When Paul Breen of construction labour hire provider, Productivity Force, set up a training program to better prepare unemployed people for work in the industry, he wasn’t sitting around wondering, “How I can invent a shared value strategy?” Instead, he was wrestling with a business issue: that trainees seldom last more than two years, which affects turnover and staffing costs.
He found a win-win by creating a training program that took a more sophisticated approach compared to TAFE courses or similar programs. It was Paul’s mindset that created this opportunity, not the existence of the shared value concept, nor an academic discipline around it.
The academic sector has found this challenging, trying to prove or disprove shared value’s validity and worth. My response is to say: Does it matter? As a conceptual framework it leads businesses into places where they wouldn’t normally go. It is hard to attribute and track value in an academic way and, because of that barrier, should we stop exploring? Absolutely not.

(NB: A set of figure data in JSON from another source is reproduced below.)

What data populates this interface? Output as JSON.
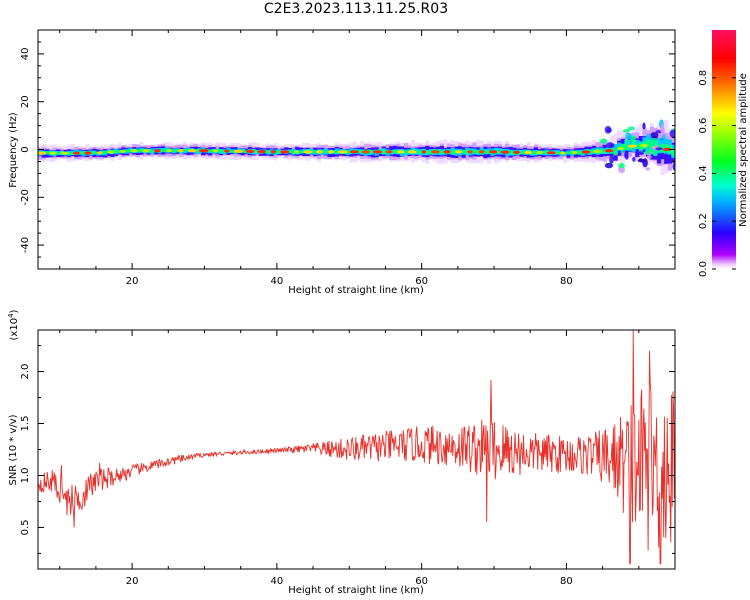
{
  "title": "C2E3.2023.113.11.25.R03",
  "colors": {
    "snr_line": "#e8302a",
    "axis": "#000000",
    "background": "#ffffff"
  },
  "chart_data": [
    {
      "type": "heatmap",
      "title": "",
      "xlabel": "Height of straight line (km)",
      "ylabel": "Frequency (Hz)",
      "xlim": [
        7,
        95
      ],
      "ylim": [
        -50,
        50
      ],
      "xticks": [
        20,
        40,
        60,
        80
      ],
      "yticks": [
        40,
        20,
        0,
        -20,
        -40
      ],
      "ytick_labels": [
        "40",
        "20",
        "0",
        "-20",
        "-40"
      ],
      "colorbar": {
        "label": "Normalized spectral amplitude",
        "range": [
          0.0,
          1.0
        ],
        "ticks": [
          0.0,
          0.2,
          0.4,
          0.6,
          0.8
        ],
        "tick_labels": [
          "0.0",
          "0.2",
          "0.4",
          "0.6",
          "0.8"
        ],
        "colormap": "gist_rainbow (magenta-blue-cyan-green-yellow-red-pink)"
      },
      "band": {
        "description": "Narrow high-amplitude band centered near 0 Hz across all heights; broadens and becomes irregular above ~85 km",
        "center_freq_hz": [
          {
            "x": 8,
            "y": -1.5
          },
          {
            "x": 15,
            "y": -1.5
          },
          {
            "x": 20,
            "y": -0.5
          },
          {
            "x": 30,
            "y": -0.5
          },
          {
            "x": 40,
            "y": -1
          },
          {
            "x": 50,
            "y": -1
          },
          {
            "x": 60,
            "y": -1
          },
          {
            "x": 70,
            "y": -1
          },
          {
            "x": 80,
            "y": -1.5
          },
          {
            "x": 86,
            "y": -0.5
          },
          {
            "x": 90,
            "y": 2
          },
          {
            "x": 94,
            "y": 0
          }
        ],
        "half_width_hz": [
          {
            "x": 8,
            "y": 3
          },
          {
            "x": 40,
            "y": 3
          },
          {
            "x": 60,
            "y": 4
          },
          {
            "x": 70,
            "y": 4
          },
          {
            "x": 80,
            "y": 3
          },
          {
            "x": 88,
            "y": 6
          },
          {
            "x": 94,
            "y": 10
          }
        ]
      }
    },
    {
      "type": "line",
      "title": "",
      "xlabel": "Height of straight line (km)",
      "ylabel": "SNR (10 * v/v)",
      "y_multiplier_label": "(x10",
      "y_multiplier_exp": "4",
      "y_multiplier_close": ")",
      "xlim": [
        7,
        95
      ],
      "ylim": [
        0.1,
        2.4
      ],
      "xticks": [
        20,
        40,
        60,
        80
      ],
      "yticks": [
        0.5,
        1.0,
        1.5,
        2.0
      ],
      "ytick_labels": [
        "0.5",
        "1.0",
        "1.5",
        "2.0"
      ],
      "series": [
        {
          "envelope": [
            {
              "x": 7,
              "mean": 0.92,
              "amp": 0.08
            },
            {
              "x": 9,
              "mean": 0.95,
              "amp": 0.12
            },
            {
              "x": 11,
              "mean": 0.75,
              "amp": 0.15
            },
            {
              "x": 13,
              "mean": 0.8,
              "amp": 0.15
            },
            {
              "x": 15,
              "mean": 0.95,
              "amp": 0.12
            },
            {
              "x": 18,
              "mean": 1.0,
              "amp": 0.08
            },
            {
              "x": 22,
              "mean": 1.08,
              "amp": 0.05
            },
            {
              "x": 26,
              "mean": 1.15,
              "amp": 0.04
            },
            {
              "x": 30,
              "mean": 1.2,
              "amp": 0.02
            },
            {
              "x": 40,
              "mean": 1.24,
              "amp": 0.02
            },
            {
              "x": 45,
              "mean": 1.26,
              "amp": 0.05
            },
            {
              "x": 50,
              "mean": 1.25,
              "amp": 0.12
            },
            {
              "x": 55,
              "mean": 1.28,
              "amp": 0.15
            },
            {
              "x": 60,
              "mean": 1.3,
              "amp": 0.18
            },
            {
              "x": 65,
              "mean": 1.28,
              "amp": 0.22
            },
            {
              "x": 70,
              "mean": 1.25,
              "amp": 0.32
            },
            {
              "x": 75,
              "mean": 1.22,
              "amp": 0.2
            },
            {
              "x": 80,
              "mean": 1.2,
              "amp": 0.18
            },
            {
              "x": 84,
              "mean": 1.2,
              "amp": 0.22
            },
            {
              "x": 87,
              "mean": 1.15,
              "amp": 0.4
            },
            {
              "x": 90,
              "mean": 1.1,
              "amp": 0.8
            },
            {
              "x": 95,
              "mean": 1.05,
              "amp": 0.85
            }
          ],
          "peaks": [
            {
              "x": 10.2,
              "y": 1.1
            },
            {
              "x": 12.0,
              "y": 0.5
            },
            {
              "x": 15.5,
              "y": 1.12
            },
            {
              "x": 69.6,
              "y": 1.92
            },
            {
              "x": 69.0,
              "y": 0.55
            },
            {
              "x": 89.2,
              "y": 2.4
            },
            {
              "x": 88.8,
              "y": 0.15
            },
            {
              "x": 91.5,
              "y": 2.2
            },
            {
              "x": 93.0,
              "y": 0.15
            }
          ]
        }
      ]
    }
  ]
}
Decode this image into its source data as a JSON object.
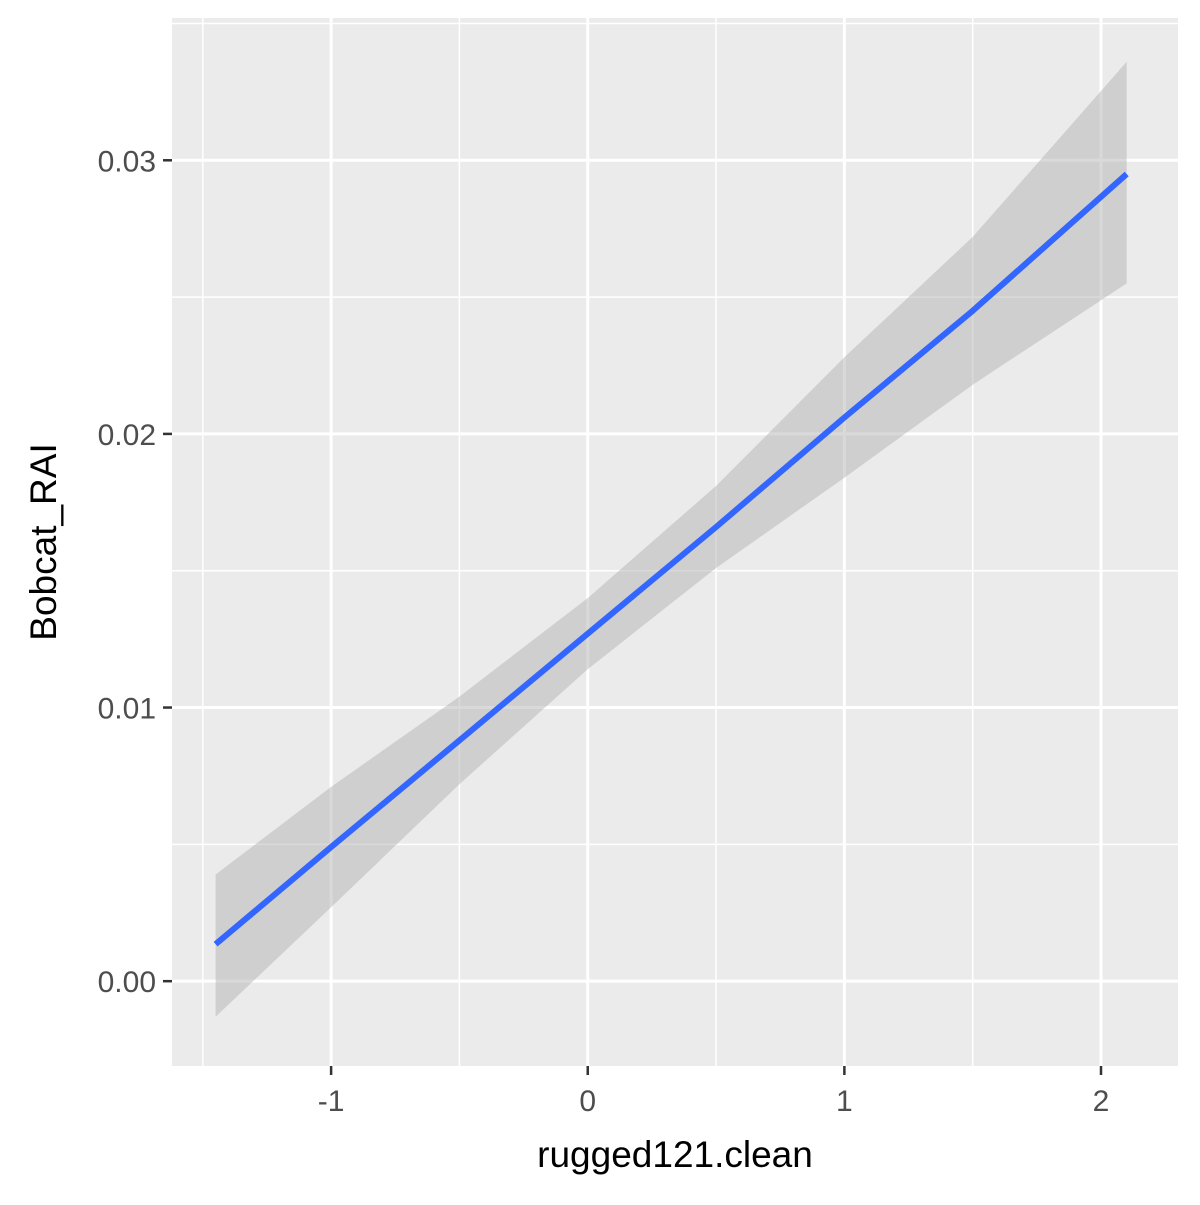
{
  "chart_data": {
    "type": "line",
    "title": "",
    "xlabel": "rugged121.clean",
    "ylabel": "Bobcat_RAI",
    "xlim": [
      -1.62,
      2.3
    ],
    "ylim": [
      -0.0031,
      0.0352
    ],
    "x_ticks": [
      -1,
      0,
      1,
      2
    ],
    "x_tick_labels": [
      "-1",
      "0",
      "1",
      "2"
    ],
    "x_minor_ticks": [
      -1.5,
      -0.5,
      0.5,
      1.5
    ],
    "y_ticks": [
      0,
      0.01,
      0.02,
      0.03
    ],
    "y_tick_labels": [
      "0.00",
      "0.01",
      "0.02",
      "0.03"
    ],
    "y_minor_ticks": [
      0.005,
      0.015,
      0.025,
      0.035
    ],
    "grid": true,
    "legend": "none",
    "series": [
      {
        "x": [
          -1.45,
          -1.0,
          -0.5,
          0.0,
          0.5,
          1.0,
          1.5,
          2.1
        ],
        "y": [
          0.00135,
          0.0049,
          0.0088,
          0.0127,
          0.0166,
          0.0206,
          0.0245,
          0.0295
        ],
        "ci_lower": [
          -0.0013,
          0.0027,
          0.0072,
          0.0114,
          0.0151,
          0.0184,
          0.0218,
          0.0255
        ],
        "ci_upper": [
          0.0039,
          0.0071,
          0.0104,
          0.014,
          0.0181,
          0.0228,
          0.0272,
          0.0336
        ]
      }
    ],
    "colors": {
      "line": "#3366ff",
      "ribbon": "#b3b3b3",
      "panel": "#ebebeb",
      "grid": "#ffffff"
    }
  }
}
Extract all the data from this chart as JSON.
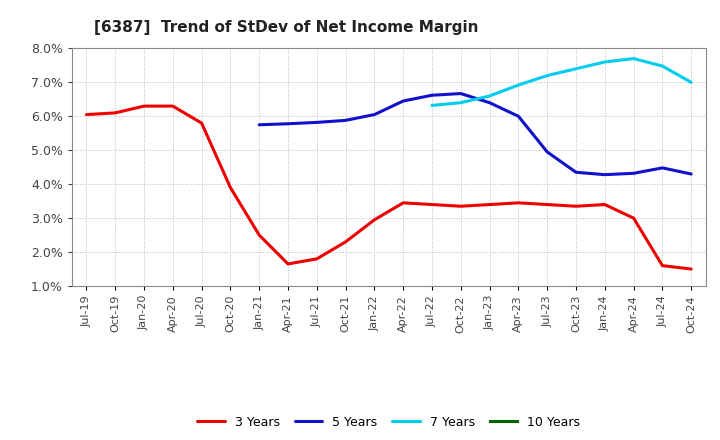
{
  "title": "[6387]  Trend of StDev of Net Income Margin",
  "title_fontsize": 11,
  "background_color": "#ffffff",
  "grid_color": "#bbbbbb",
  "ylim": [
    0.01,
    0.08
  ],
  "yticks": [
    0.01,
    0.02,
    0.03,
    0.04,
    0.05,
    0.06,
    0.07,
    0.08
  ],
  "series": [
    {
      "name": "3 Years",
      "color": "#ee0000",
      "x_indices": [
        0,
        1,
        2,
        3,
        4,
        5,
        6,
        7,
        8,
        9,
        10,
        11,
        12,
        13,
        14,
        15,
        16,
        17,
        18,
        19,
        20,
        21
      ],
      "values": [
        0.0605,
        0.061,
        0.063,
        0.063,
        0.058,
        0.039,
        0.025,
        0.0165,
        0.018,
        0.023,
        0.0295,
        0.0345,
        0.034,
        0.0335,
        0.034,
        0.0345,
        0.034,
        0.0335,
        0.034,
        0.03,
        0.016,
        0.015
      ]
    },
    {
      "name": "5 Years",
      "color": "#1111cc",
      "x_indices": [
        6,
        7,
        8,
        9,
        10,
        11,
        12,
        13,
        14,
        15,
        16,
        17,
        18,
        19,
        20,
        21
      ],
      "values": [
        0.0575,
        0.0578,
        0.0582,
        0.0588,
        0.0605,
        0.0645,
        0.0662,
        0.0667,
        0.064,
        0.06,
        0.0495,
        0.0435,
        0.0428,
        0.0432,
        0.0448,
        0.043
      ]
    },
    {
      "name": "7 Years",
      "color": "#00ccee",
      "x_indices": [
        12,
        13,
        14,
        15,
        16,
        17,
        18,
        19,
        20,
        21
      ],
      "values": [
        0.0632,
        0.064,
        0.066,
        0.0692,
        0.072,
        0.074,
        0.076,
        0.077,
        0.0748,
        0.07
      ]
    },
    {
      "name": "10 Years",
      "color": "#006400",
      "x_indices": [],
      "values": []
    }
  ],
  "xtick_labels": [
    "Jul-19",
    "Oct-19",
    "Jan-20",
    "Apr-20",
    "Jul-20",
    "Oct-20",
    "Jan-21",
    "Apr-21",
    "Jul-21",
    "Oct-21",
    "Jan-22",
    "Apr-22",
    "Jul-22",
    "Oct-22",
    "Jan-23",
    "Apr-23",
    "Jul-23",
    "Oct-23",
    "Jan-24",
    "Apr-24",
    "Jul-24",
    "Oct-24"
  ]
}
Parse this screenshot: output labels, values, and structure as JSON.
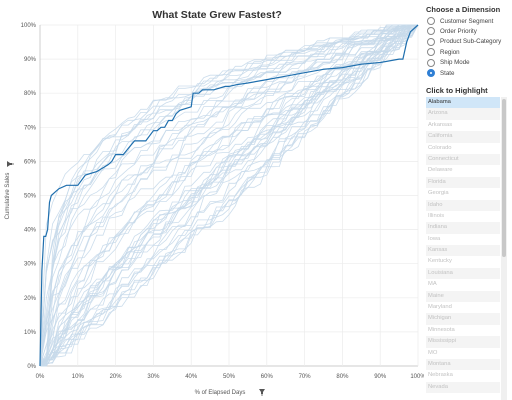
{
  "chart_data": {
    "type": "line",
    "title": "What State Grew Fastest?",
    "xlabel": "% of Elapsed Days",
    "ylabel": "Cumulative Sales",
    "x_ticks": [
      "0%",
      "10%",
      "20%",
      "30%",
      "40%",
      "50%",
      "60%",
      "70%",
      "80%",
      "90%",
      "100%"
    ],
    "y_ticks": [
      "0%",
      "10%",
      "20%",
      "30%",
      "40%",
      "50%",
      "60%",
      "70%",
      "80%",
      "90%",
      "100%"
    ],
    "xlim": [
      0,
      100
    ],
    "ylim": [
      0,
      100
    ],
    "grid": true,
    "highlighted_color": "#1f6fae",
    "background_series_color": "#c6d9ea",
    "highlighted_series": {
      "name": "Alabama",
      "x": [
        0,
        0.5,
        1,
        1.5,
        2,
        2.5,
        3,
        4,
        5,
        7,
        9,
        10,
        12,
        15,
        18,
        19,
        20,
        22,
        25,
        28,
        30,
        31,
        32,
        33,
        34,
        35,
        36,
        37,
        40,
        40.5,
        42,
        43,
        46,
        49,
        50,
        52,
        55,
        60,
        65,
        70,
        75,
        80,
        85,
        90,
        95,
        96,
        97,
        98,
        100
      ],
      "y": [
        0,
        28,
        38,
        38,
        40,
        48,
        50,
        51,
        52,
        53,
        53,
        53,
        56,
        57,
        59,
        60,
        62,
        62,
        66,
        66,
        69,
        69,
        70,
        70,
        72,
        72,
        74,
        75,
        76,
        80,
        80,
        81,
        81,
        82,
        82,
        82.5,
        83,
        84,
        85,
        86,
        87,
        87.5,
        88.5,
        89,
        90,
        90,
        95,
        98,
        100
      ]
    },
    "background_series_count": 48
  },
  "dimension_panel": {
    "title": "Choose a Dimension",
    "options": [
      "Customer Segment",
      "Order Priority",
      "Product Sub-Category",
      "Region",
      "Ship Mode",
      "State"
    ],
    "selected": "State",
    "accent_color": "#2f7fd4"
  },
  "highlight_panel": {
    "title": "Click to Highlight",
    "items": [
      "Alabama",
      "Arizona",
      "Arkansas",
      "California",
      "Colorado",
      "Connecticut",
      "Delaware",
      "Florida",
      "Georgia",
      "Idaho",
      "Illinois",
      "Indiana",
      "Iowa",
      "Kansas",
      "Kentucky",
      "Louisiana",
      "MA",
      "Maine",
      "Maryland",
      "Michigan",
      "Minnesota",
      "Mississippi",
      "MO",
      "Montana",
      "Nebraska",
      "Nevada"
    ],
    "selected": "Alabama"
  },
  "icons": {
    "ylabel_pin": "pin-icon",
    "xlabel_pin": "pin-icon"
  }
}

How do you create the right mindset?
As someone who educates and helps identify shared value opportunities with large corporations, SMEs, non-profits and government, it has become apparent to me that there are 7 essential mindset requirements:
- Interdependence – awareness that business performance depends heavily on the socio-economic conditions that surround it
- Social innovation – an ability to join the dots and link positive societal outcomes with business benefits
- Optimisation – don’t try and solve every problem, lever what the business is good at or has in abundance to maximise social impact
- Proactiveness – opportunities won’t appear magically, you need to go out and find them
- Investment – you need to innovate and invest using a business case in order to get a return
- Patience – the capacity to think and act beyond short-term reporting cycles
- Analytics – measure and collect data as best you can to better inform your allocation of internal resources
Challenges
To get a shared value initiative up and running, your people need the right mindset. It’s is not a side project that sits in the CSR or Sustainability department, it will require many people in different parts of your organisation to work together, much like any other business-as-usual initiative.
And therein lies the power of shared value – it should be part of business-as-usual, helping to lever what the business is good at in a more sustained way.
If the Productivity Bootcamp training program helps Paul to lower his cost base he will keep investing in it, which is a great outcome for him and the Western Sydney community.
How do you rate yourself or your organisation against this checklist?